A Strong Sugar Policy Supports American Jobs
Fifty-seven sugar factories have closed since the 1980s due to low prices, contributing to the loss of 100,000 sugar jobs. In fact, the Labor Department’s Bureau of Labor Statistics stopped tracking “sugar manufacturing” as a job category in 2008 due to the industry’s shrinking size.
Thankfully, there are still 142,000 hardworking men and women employed by sugar across 22 states. And the salaries and benefits associated with those sugar jobs pump more than $4.2 billion a year into both rural and urban communities where job opportunities might otherwise be limited, and generate nearly $20 billion in total economic activity each year.
Protecting sugar jobs – many of which are union jobs – and maintaining a strong U.S. sugar policy is the primary message being delivered by dozens of sugarbeet and sugarcane farmers this week on Capitol Hill.
Similar messages were shared by sugar workers across the country as part of theFaces of Sugar Policy campaign:
“It would be hard for me to imagine what this community would be like without sugar. The number of jobs that people would no longer have.”

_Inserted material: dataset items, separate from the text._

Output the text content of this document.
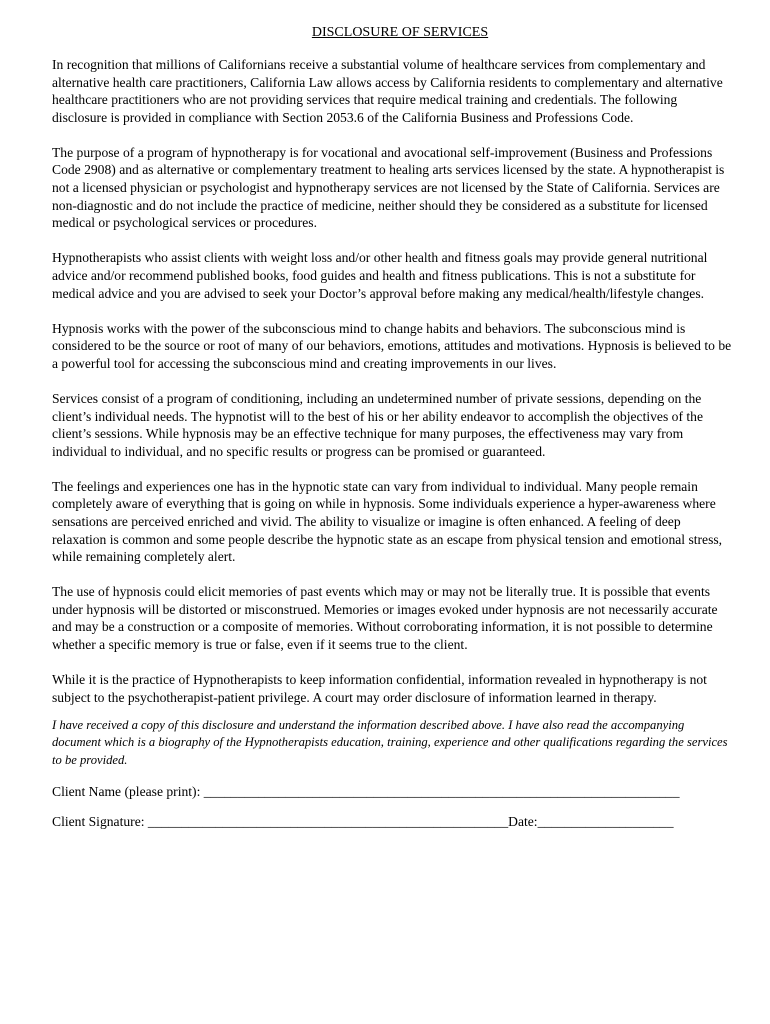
DISCLOSURE OF SERVICES

In recognition that millions of Californians receive a substantial volume of healthcare services from complementary and alternative health care practitioners, California Law allows access by California residents to complementary and alternative healthcare practitioners who are not providing services that require medical training and credentials. The following disclosure is provided in compliance with Section 2053.6 of the California Business and Professions Code.

The purpose of a program of hypnotherapy is for vocational and avocational self-improvement (Business and Professions Code 2908) and as alternative or complementary treatment to healing arts services licensed by the state. A hypnotherapist is not a licensed physician or psychologist and hypnotherapy services are not licensed by the State of California. Services are non-diagnostic and do not include the practice of medicine, neither should they be considered as a substitute for licensed medical or psychological services or procedures.

Hypnotherapists who assist clients with weight loss and/or other health and fitness goals may provide general nutritional advice and/or recommend published books, food guides and health and fitness publications. This is not a substitute for medical advice and you are advised to seek your Doctor’s approval before making any medical/health/lifestyle changes.

Hypnosis works with the power of the subconscious mind to change habits and behaviors. The subconscious mind is considered to be the source or root of many of our behaviors, emotions, attitudes and motivations. Hypnosis is believed to be a powerful tool for accessing the subconscious mind and creating improvements in our lives.

Services consist of a program of conditioning, including an undetermined number of private sessions, depending on the client’s individual needs. The hypnotist will to the best of his or her ability endeavor to accomplish the objectives of the client’s sessions. While hypnosis may be an effective technique for many purposes, the effectiveness may vary from individual to individual, and no specific results or progress can be promised or guaranteed.

The feelings and experiences one has in the hypnotic state can vary from individual to individual. Many people remain completely aware of everything that is going on while in hypnosis. Some individuals experience a hyper-awareness where sensations are perceived enriched and vivid. The ability to visualize or imagine is often enhanced. A feeling of deep relaxation is common and some people describe the hypnotic state as an escape from physical tension and emotional stress, while remaining completely alert.

The use of hypnosis could elicit memories of past events which may or may not be literally true. It is possible that events under hypnosis will be distorted or misconstrued. Memories or images evoked under hypnosis are not necessarily accurate and may be a construction or a composite of memories. Without corroborating information, it is not possible to determine whether a specific memory is true or false, even if it seems true to the client.

While it is the practice of Hypnotherapists to keep information confidential, information revealed in hypnotherapy is not subject to the psychotherapist-patient privilege. A court may order disclosure of information learned in therapy.

I have received a copy of this disclosure and understand the information described above. I have also read the accompanying document which is a biography of the Hypnotherapists education, training, experience and other qualifications regarding the services to be provided.

Client Name (please print): ______________________________________________________________________

Client Signature: _____________________________________________________Date:____________________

– Tracy Bentley, Scottsbluff, Nebraska
“These kinds of jobs are very important to Baltimore and middle-income families. I recommend keeping it going because you want to keep the middle class, the middle class.”
– John Godleski, Baltimore, Maryland
“People stay here. They retire here… I think it means a lot for the community and the company itself, too. It’s a really nice partnership between the company and the community.”
– Walter Aucaylle, Yonkers, New York
The American sugar industry is working hard to maintain high-paying jobs in the United States. We are thankful that Congress recognized the economic importance of our homegrown sugar industry and overwhelmingly supported passage of a strong sugar policy in the 2018 Farm Bill.
The bottom line: supporting our successful sugar policy means protecting good American jobs and the communities that rely on them. That’s something worth fighting for.